Bien qu’ils soient très décriés, les sondages en période de campagne électorale offrent toujours des enseignements précieux. Concernant la présidentielle française, l’un d’eux revient sur les attentes des électeurs en matière d’économie (*). Et il s’avère que la majorité d’entre eux considère justement que les enjeux économiques sont leur principale priorité. Trois thèmes reviennent en force : L’emploi, la protection sociale et le pouvoir d’achat. Seuls les électeurs du Front national demeurent persuadés que c’est l’immigration qui prime sur tout puisque ce dossier engloberait le reste. On voit là à quel point il est facile pour Marine Le Pen de faire campagne. L’immigration brandie en permanence permet de répondre à toutes les attentes y compris économiques…

Le poids de la précarité

Il n’est pas besoin d’être un expert en sciences économiques pour comprendre pourquoi l’emploi est la question numéro un pour les Français. Cela fait plus de trente ans que c’est le cas et toutes les politiques censées redonner du travail aux chômeurs ont échoué. Plus grave encore, la précarité pour les actifs tend à se généraliser du fait des nouvelles pratiques des entreprises. Considéré comme le but à atteindre, le contrat à durée illimitée (CDI) fait désormais figure de Graal impossible pour nombre de jeunes précaires, y compris des diplômés de l’enseignement supérieur. Dans plusieurs secteurs des services, le phénomène d’externalisation prend de l’ampleur. Des salariés sont conviés – le mot est faible – à démissionner et à « créer leurs boîtes » voire à passer sous le statut d’auto-entrepreneur. Pour les entreprises, cela permet de diminuer les charges. Pour les ex-salariés, c’est la porte ouverte à tous les risques sans oublier le fait qu’ils seront pénalisés sur le plan des acquis sociaux (obligation de cotiser par eux-mêmes pour la retraite notamment).

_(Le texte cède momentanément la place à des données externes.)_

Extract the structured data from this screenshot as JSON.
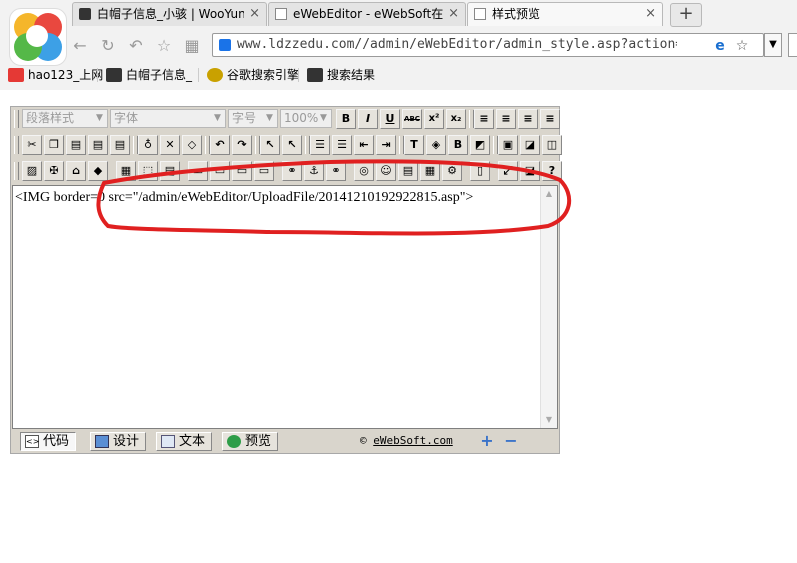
{
  "browser": {
    "tabs": [
      {
        "label": "白帽子信息_小骇 | WooYun",
        "close": "×"
      },
      {
        "label": "eWebEditor - eWebSoft在线",
        "close": "×"
      },
      {
        "label": "样式预览",
        "close": "×"
      }
    ],
    "new_tab": "+",
    "url": "www.ldzzedu.com//admin/eWebEditor/admin_style.asp?action=s",
    "bookmarks": [
      "hao123_上网",
      "白帽子信息_",
      "谷歌搜索引擎",
      "搜索结果"
    ]
  },
  "editor": {
    "selects": {
      "paragraph_style": "段落样式",
      "font": "字体",
      "font_size": "字号",
      "zoom": "100%"
    },
    "format_buttons": [
      "B",
      "I",
      "U",
      "ABC",
      "x²",
      "x₂"
    ],
    "content_text": "<IMG border=0 src=\"/admin/eWebEditor/UploadFile/20141210192922815.asp\">",
    "modes": [
      {
        "label": "代码",
        "active": true
      },
      {
        "label": "设计",
        "active": false
      },
      {
        "label": "文本",
        "active": false
      },
      {
        "label": "预览",
        "active": false
      }
    ],
    "copyright_symbol": "©",
    "copyright_link": "eWebSoft.com",
    "annotation_color": "#e02020"
  }
}
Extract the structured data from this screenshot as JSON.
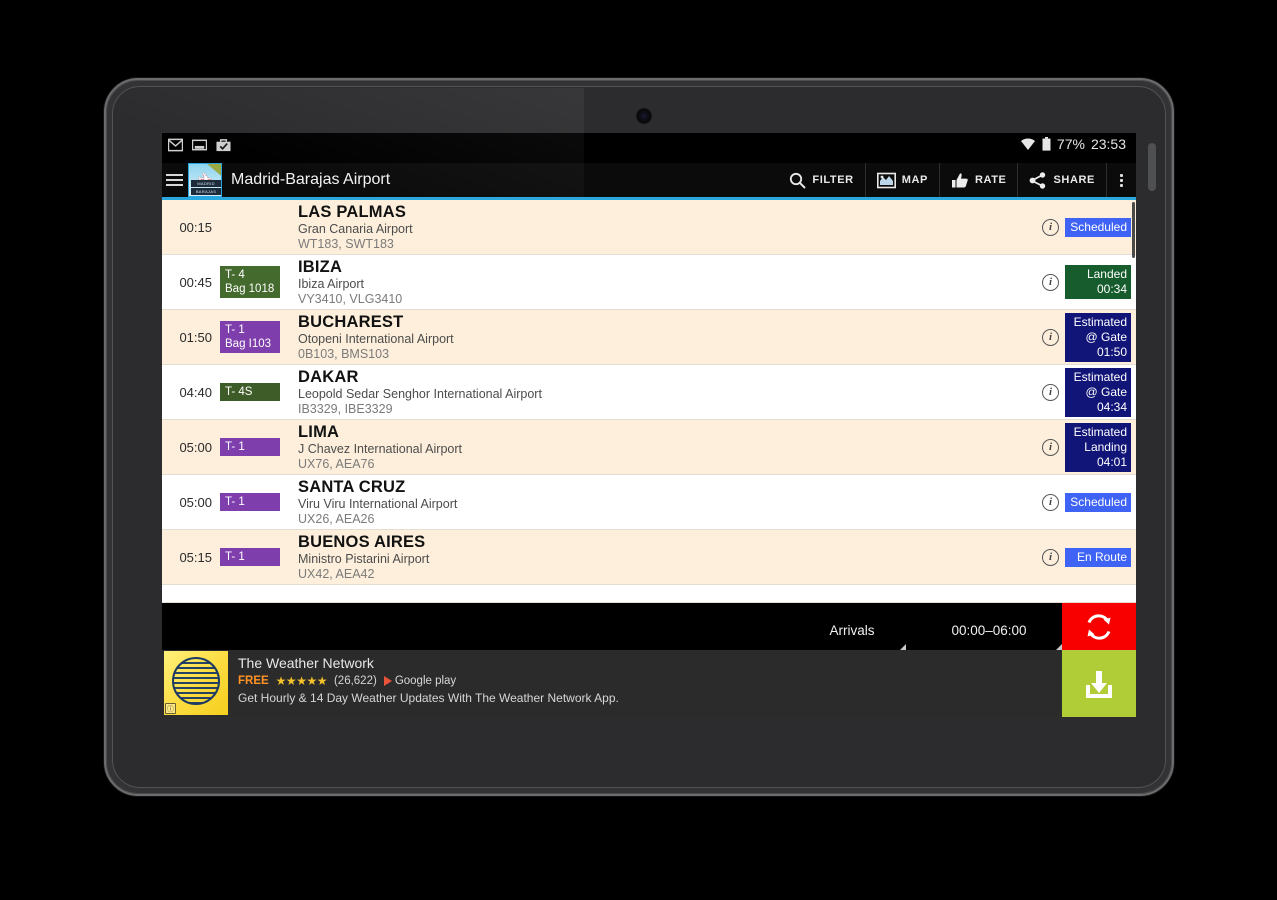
{
  "status_bar": {
    "notification_icons": [
      "mail-icon",
      "screenshot-icon",
      "briefcase-check-icon"
    ],
    "wifi_icon": "wifi-icon",
    "battery_icon": "battery-icon",
    "battery_text": "77%",
    "clock": "23:53"
  },
  "action_bar": {
    "menu_icon": "hamburger-menu-icon",
    "app_icon": "madrid-barajas-app-icon",
    "app_icon_label_top": "MADRID",
    "app_icon_label_bottom": "BARAJAS",
    "title": "Madrid-Barajas Airport",
    "actions": [
      {
        "id": "filter",
        "label": "FILTER",
        "icon": "search-icon"
      },
      {
        "id": "map",
        "label": "MAP",
        "icon": "map-icon"
      },
      {
        "id": "rate",
        "label": "RATE",
        "icon": "thumbs-up-icon"
      },
      {
        "id": "share",
        "label": "SHARE",
        "icon": "share-icon"
      }
    ],
    "overflow_icon": "overflow-menu-icon",
    "accent_color": "#29a7df"
  },
  "flights": [
    {
      "time": "00:15",
      "terminal": "",
      "terminal_color": "",
      "city": "LAS PALMAS",
      "airport": "Gran Canaria Airport",
      "codes": "WT183, SWT183",
      "status_lines": [
        "Scheduled"
      ],
      "status_type": "scheduled",
      "status_color": "#3f63f5",
      "info_icon": "info-icon"
    },
    {
      "time": "00:45",
      "terminal": "T- 4\nBag 1018",
      "terminal_color": "#456a2e",
      "city": "IBIZA",
      "airport": "Ibiza Airport",
      "codes": "VY3410, VLG3410",
      "status_lines": [
        "Landed",
        "00:34"
      ],
      "status_type": "landed",
      "status_color": "#175c2c",
      "info_icon": "info-icon"
    },
    {
      "time": "01:50",
      "terminal": "T- 1\nBag I103",
      "terminal_color": "#7e3fac",
      "city": "BUCHAREST",
      "airport": "Otopeni International Airport",
      "codes": "0B103, BMS103",
      "status_lines": [
        "Estimated",
        "@ Gate",
        "01:50"
      ],
      "status_type": "estimated",
      "status_color": "#111578",
      "info_icon": "info-icon"
    },
    {
      "time": "04:40",
      "terminal": "T- 4S",
      "terminal_color": "#3e5c27",
      "city": "DAKAR",
      "airport": "Leopold Sedar Senghor International Airport",
      "codes": "IB3329, IBE3329",
      "status_lines": [
        "Estimated",
        "@ Gate",
        "04:34"
      ],
      "status_type": "estimated",
      "status_color": "#111578",
      "info_icon": "info-icon"
    },
    {
      "time": "05:00",
      "terminal": "T- 1",
      "terminal_color": "#7e3fac",
      "city": "LIMA",
      "airport": "J Chavez International Airport",
      "codes": "UX76, AEA76",
      "status_lines": [
        "Estimated",
        "Landing",
        "04:01"
      ],
      "status_type": "estimated",
      "status_color": "#111578",
      "info_icon": "info-icon"
    },
    {
      "time": "05:00",
      "terminal": "T- 1",
      "terminal_color": "#7e3fac",
      "city": "SANTA CRUZ",
      "airport": "Viru Viru International Airport",
      "codes": "UX26, AEA26",
      "status_lines": [
        "Scheduled"
      ],
      "status_type": "scheduled",
      "status_color": "#3f63f5",
      "info_icon": "info-icon"
    },
    {
      "time": "05:15",
      "terminal": "T- 1",
      "terminal_color": "#7e3fac",
      "city": "BUENOS AIRES",
      "airport": "Ministro Pistarini Airport",
      "codes": "UX42, AEA42",
      "status_lines": [
        "En Route"
      ],
      "status_type": "enroute",
      "status_color": "#3f63f5",
      "info_icon": "info-icon"
    }
  ],
  "control_bar": {
    "direction_value": "Arrivals",
    "time_range_value": "00:00–06:00",
    "refresh_icon": "refresh-icon",
    "refresh_color": "#f80000"
  },
  "ad": {
    "icon": "weather-network-globe-icon",
    "adchoices_icon": "adchoices-icon",
    "title": "The Weather Network",
    "price": "FREE",
    "stars": "★★★★★",
    "rating_count": "(26,622)",
    "store": "Google play",
    "description": "Get Hourly & 14 Day Weather Updates With The Weather Network App.",
    "cta_icon": "download-icon",
    "cta_color": "#b0cc37"
  },
  "nav_bar": {
    "buttons": [
      {
        "id": "back",
        "icon": "back-arrow-icon"
      },
      {
        "id": "home",
        "icon": "home-icon"
      },
      {
        "id": "recents",
        "icon": "recents-icon"
      },
      {
        "id": "screenshot",
        "icon": "screenshot-recents-icon"
      },
      {
        "id": "split-screen",
        "icon": "split-screen-icon"
      }
    ]
  }
}
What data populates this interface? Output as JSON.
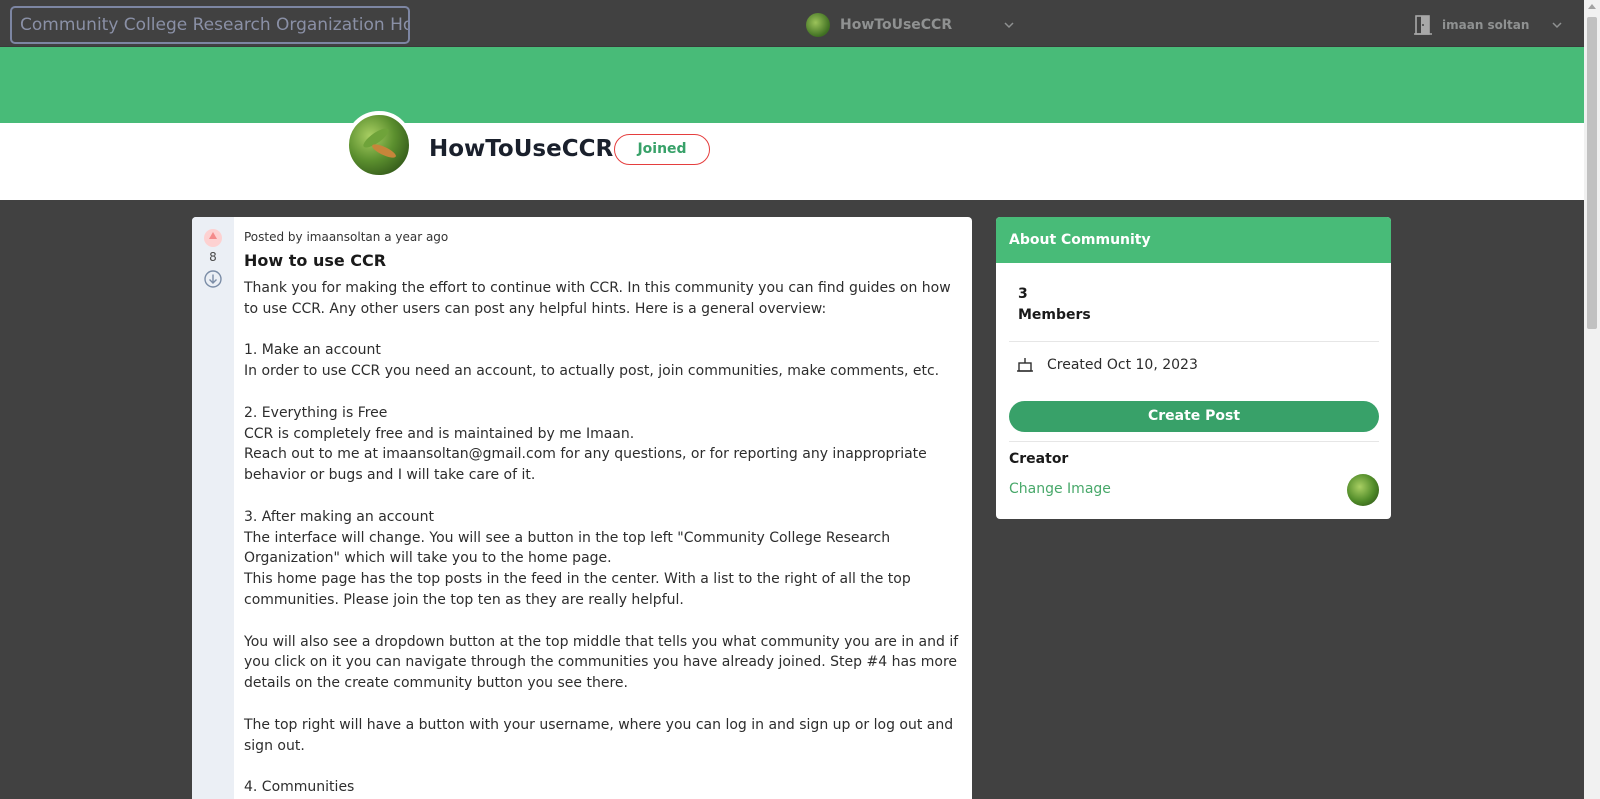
{
  "topbar": {
    "home_label": "Community College Research Organization Home",
    "community_name": "HowToUseCCR",
    "username": "imaan soltan"
  },
  "community": {
    "title": "HowToUseCCR",
    "joined_label": "Joined"
  },
  "post": {
    "vote_count": "8",
    "meta": "Posted by imaansoltan a year ago",
    "title": "How to use CCR",
    "body": "Thank you for making the effort to continue with CCR. In this community you can find guides on how to use CCR. Any other users can post any helpful hints. Here is a general overview:\n\n1. Make an account\nIn order to use CCR you need an account, to actually post, join communities, make comments, etc.\n\n2. Everything is Free\nCCR is completely free and is maintained by me Imaan.\nReach out to me at imaansoltan@gmail.com for any questions, or for reporting any inappropriate behavior or bugs and I will take care of it.\n\n3. After making an account\nThe interface will change. You will see a button in the top left \"Community College Research Organization\" which will take you to the home page.\nThis home page has the top posts in the feed in the center. With a list to the right of all the top communities. Please join the top ten as they are really helpful.\n\nYou will also see a dropdown button at the top middle that tells you what community you are in and if you click on it you can navigate through the communities you have already joined. Step #4 has more details on the create community button you see there.\n\nThe top right will have a button with your username, where you can log in and sign up or log out and sign out.\n\n4. Communities"
  },
  "about": {
    "header": "About Community",
    "member_count": "3",
    "members_label": "Members",
    "created": "Created Oct 10, 2023",
    "create_post_label": "Create Post",
    "creator_label": "Creator",
    "change_image_label": "Change Image"
  },
  "colors": {
    "accent_green": "#48bb78",
    "button_green": "#38a169",
    "background": "#414141",
    "joined_border": "#e53e3e"
  },
  "icons": [
    "community-avatar-icon",
    "chevron-down-icon",
    "door-icon",
    "upvote-icon",
    "downvote-icon",
    "cake-icon",
    "creator-avatar-icon"
  ]
}
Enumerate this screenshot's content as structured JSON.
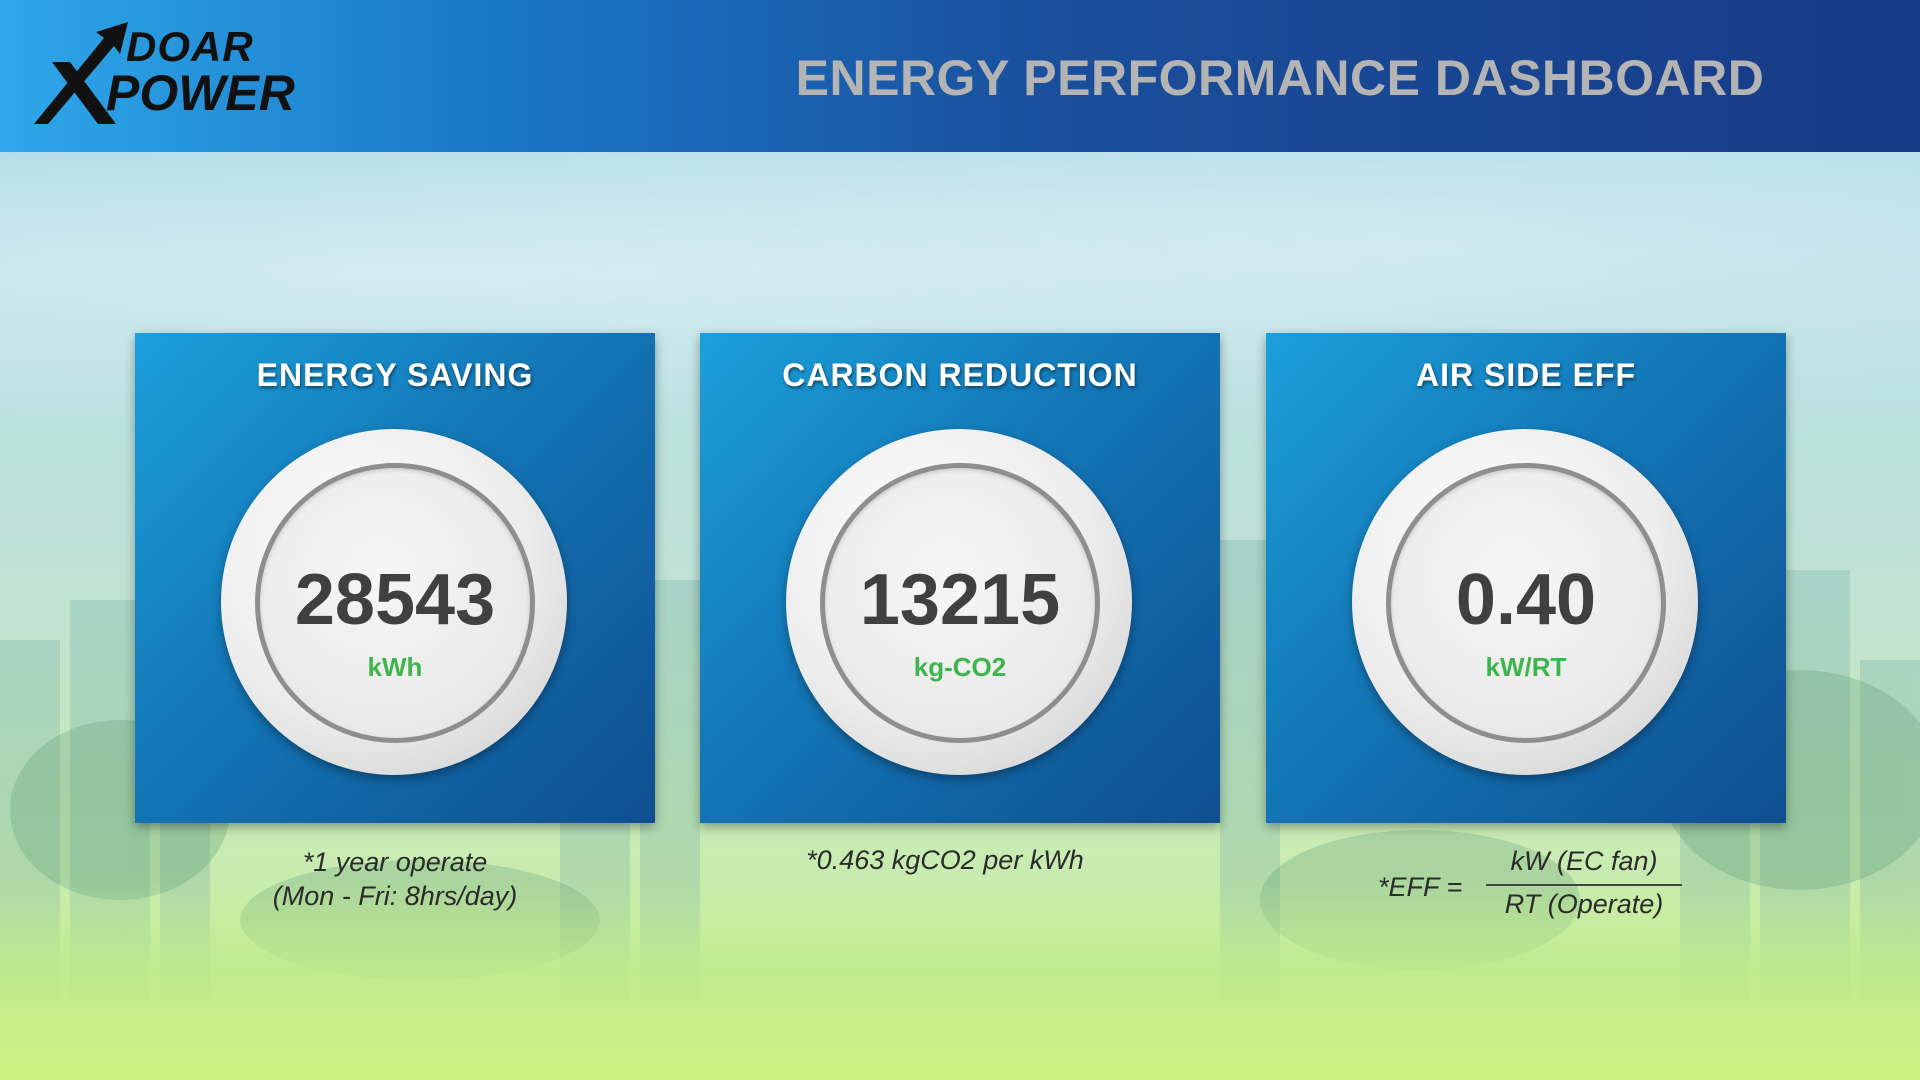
{
  "header": {
    "logo_top": "DOAR",
    "logo_bottom": "POWER",
    "title": "ENERGY PERFORMANCE DASHBOARD"
  },
  "cards": [
    {
      "title": "ENERGY SAVING",
      "value": "28543",
      "unit": "kWh",
      "note_line1": "*1 year operate",
      "note_line2": "(Mon - Fri: 8hrs/day)"
    },
    {
      "title": "CARBON REDUCTION",
      "value": "13215",
      "unit": "kg-CO2",
      "note_line1": "*0.463 kgCO2 per kWh"
    },
    {
      "title": "AIR SIDE EFF",
      "value": "0.40",
      "unit": "kW/RT",
      "formula_label": "*EFF =",
      "formula_numerator": "kW (EC fan)",
      "formula_denominator": "RT (Operate)"
    }
  ],
  "colors": {
    "header_start": "#2ea7e8",
    "header_end": "#173a86",
    "card_start": "#1ba0db",
    "card_end": "#0f4e8f",
    "unit_green": "#3cb54a",
    "value_text": "#404040",
    "title_gray": "#b4b4b4"
  },
  "icons": {
    "logo_mark": "x-arrow-logo-icon"
  }
}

Concernant l’emploi toujours, il est fascinant de voir à quel point s’est installée une certaine résignation sur la question de la précarité. Même l’Etat français et ses différentes branches y ont recours avec excès. Dans toutes les administrations, dans les services publics, on use et abuse des contrats à durée déterminée (CDD). Ne parlons pas non plus de la flexibilité des horaires tandis que, et la tendance ne date pas d’hier, des services de contrôle, comme par exemple, l’inspection du travail sont peu à peu affaiblis. C’est un cercle vicieux global. L’Etat se désengage, il accorde plus de champ aux entreprises, lesquelles, entre l’optimisation fiscale et les pratiques managériales destinées à alléger les charges, versent moins de cotisations. Comme l’Etat est alors incapable d’assumer sa mission, il délègue puis privatise.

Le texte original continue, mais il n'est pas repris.